Hmmm. While this guy is clearly a prize cunt, I'm can't wholeheartedly join in the general schadenfreude, and not just because Jerry Springer- The Opera took up two of the unfunniest hours of my life.
It does seem to confirm that people without great wealth cannot expect to have recourse to law against powerful public and business interests without the risk of being squashed and bankrupted.
Just to be clear, the man is a tool and his case was laughable. But this sort of thing has its effect on much better people than him.
QUOTE: It does seem to confirm that people without great wealth cannot expect to have recourse to law against powerful public and business interests without the risk of being squashed and bankrupted.
You missed out the words 'frivolous and incorrect' between 'have' and 'recourse'.
I accept that the rules are biased in favour of the rich, but I can't support some kind of carte blanche to bring private prosecutions with no financial risk, even when against legal advice. Civil suits are another matter.
The original attempted prosecution was described as "verging on the vexatious" by the judge, because Green had brought it a full two years after the broadcast, and had allowed the play to run in the West End for three years without taking any action. The implication, I guess, is that Green wanted to be sure to give the producers and the BBC enough rope to hang themselves.
That "almost vexatious" character of the action didn't form part of the grounds for the original rejection of leave to proceed, but it might well have formed part of the grounds for the order to pay the costs of Green's subsequent appeal.
Let's be clear about this. This wasn't a civil lawsuit, it was an appeal against a refusal of leave to bring a private criminal prosecution. In other words, the judge took the view that there wasn't even a prima facie case against the producers and the Beeb.
Green chose to contest that. Anyone could have told him how ill-advised that was. Are people really saying that this is the kind of legal action that should be cost-free to the litigant?
I've just tried to access the Christian Voice website on my work PC and a message came up saying that access to this site is blocked because it falls under the category "Intolerance and hate". It's the first time I've had one of those access blocked messages and actually thought "fair dos".
I've got some sympathy for Green, perhaps. While I disagree with the blasphemy laws strongly, they are still with us. Clearly, the chance of success was low because they don't get used much. But on what basis? That he's probably an annoying twerp who we don't want clogging up the courts and making us look stupid?
Prima facie, wasn't the thing blasphemous? If the government isn't going to be brave enough to repeal the laws, I can't blame him for having a crack under them.
It wasn't prima facie blasphemous, no.
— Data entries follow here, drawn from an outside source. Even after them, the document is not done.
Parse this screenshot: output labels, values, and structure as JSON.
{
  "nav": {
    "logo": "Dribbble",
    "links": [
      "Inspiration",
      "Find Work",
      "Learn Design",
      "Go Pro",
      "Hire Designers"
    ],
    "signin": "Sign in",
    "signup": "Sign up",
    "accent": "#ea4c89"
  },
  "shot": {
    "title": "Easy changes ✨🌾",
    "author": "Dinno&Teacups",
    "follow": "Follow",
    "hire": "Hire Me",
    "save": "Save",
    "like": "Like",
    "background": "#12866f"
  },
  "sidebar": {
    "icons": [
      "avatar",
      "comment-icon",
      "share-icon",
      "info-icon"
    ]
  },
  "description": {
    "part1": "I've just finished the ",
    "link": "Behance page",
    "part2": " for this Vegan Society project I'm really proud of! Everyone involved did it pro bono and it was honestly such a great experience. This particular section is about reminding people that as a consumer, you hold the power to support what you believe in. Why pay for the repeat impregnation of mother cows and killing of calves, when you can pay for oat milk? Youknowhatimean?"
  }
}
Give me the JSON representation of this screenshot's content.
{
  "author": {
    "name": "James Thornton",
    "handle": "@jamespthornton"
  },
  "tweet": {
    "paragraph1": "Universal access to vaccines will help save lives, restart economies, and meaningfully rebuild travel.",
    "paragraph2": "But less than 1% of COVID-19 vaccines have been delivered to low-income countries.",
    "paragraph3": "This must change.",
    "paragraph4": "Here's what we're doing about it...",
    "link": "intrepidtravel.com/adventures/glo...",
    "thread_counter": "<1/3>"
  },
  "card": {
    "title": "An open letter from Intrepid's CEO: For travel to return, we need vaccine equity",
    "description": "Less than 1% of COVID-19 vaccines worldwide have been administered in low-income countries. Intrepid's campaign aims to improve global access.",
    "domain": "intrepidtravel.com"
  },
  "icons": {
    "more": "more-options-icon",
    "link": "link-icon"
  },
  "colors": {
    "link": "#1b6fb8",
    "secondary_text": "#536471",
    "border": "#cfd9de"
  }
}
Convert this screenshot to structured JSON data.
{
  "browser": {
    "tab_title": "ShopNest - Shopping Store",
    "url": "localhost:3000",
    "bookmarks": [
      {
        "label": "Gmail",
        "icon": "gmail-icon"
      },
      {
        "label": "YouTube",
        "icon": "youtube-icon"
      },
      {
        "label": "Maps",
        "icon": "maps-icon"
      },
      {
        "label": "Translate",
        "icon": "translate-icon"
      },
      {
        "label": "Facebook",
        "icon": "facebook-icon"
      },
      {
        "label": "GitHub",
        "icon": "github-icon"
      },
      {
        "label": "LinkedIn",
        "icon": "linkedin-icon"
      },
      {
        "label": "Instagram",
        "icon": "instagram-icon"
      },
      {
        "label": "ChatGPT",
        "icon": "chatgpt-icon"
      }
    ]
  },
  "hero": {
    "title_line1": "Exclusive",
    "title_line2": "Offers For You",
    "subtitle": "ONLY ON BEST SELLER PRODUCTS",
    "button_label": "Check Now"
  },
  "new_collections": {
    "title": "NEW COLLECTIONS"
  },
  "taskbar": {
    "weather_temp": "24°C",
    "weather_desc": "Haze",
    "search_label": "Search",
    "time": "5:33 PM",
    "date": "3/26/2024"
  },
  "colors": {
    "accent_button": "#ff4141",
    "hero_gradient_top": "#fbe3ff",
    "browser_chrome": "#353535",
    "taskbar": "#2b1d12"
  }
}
As the judge in the "leave to proceed" case made clear.
The test is a very stern one, thankfully: the alleged libel needs not only to offend Christian sensibilities, but to do so in a way likely to, for example, endanger the safety of the State. Now, that the show had been running for three years, largely without incident except for protests orchestrated by Mr Green's own organisation; this made it clear that no such harm was being done.
We can argue about whether that ought to be a the test: it does potentially risk blaming publishers of religiously sensitive material for the extremism of their detractors. But that is the test, and Mr Green's case was thrown out at stage 1 as a result of it.
I didn't know it had to endanger the safety of the state- that at least stops this sort of thing. Nonetheless, it's hard to see that the cases that had succeeded did that either. I recall one from the eighties about Jesus being gay or something.
Well, it's common law rather than statute, so it's all a bit vague. But both public opinion and legal interpretation have changed a lot since 1977, and there's also been the Human Rights Act. The offending poem, which as you rightly say was found to be blasphemously libellous when published in Gay News in 1977, was read out in Trafalgar Square in 2002 (on the anniversary of the case, I think) and no prosecution resulted.
This all seems to go up and down a bit. There seems to be a judgement from 1917 that says that the "fabric of society" must be shaken, and Lord Denning called this law a dead letter in about 1950, on the grounds that it wasn't any longer possible to shake the fabric of society by being rude about Jesus. But then Scarman said that it wasn't a dead letter in '77, and a looser standard was applied then than people had generally expected.
The crux, though: prosecutions under this law are incredibly rare, and successful ones rarer still.
The judge in the "leave to proceed" case also took the view that the show satirised the Springer programme (by applying its relentless vulgarity and nastiness, in a dream sequence, to sacred subjects) rather than mocking Christianity itself.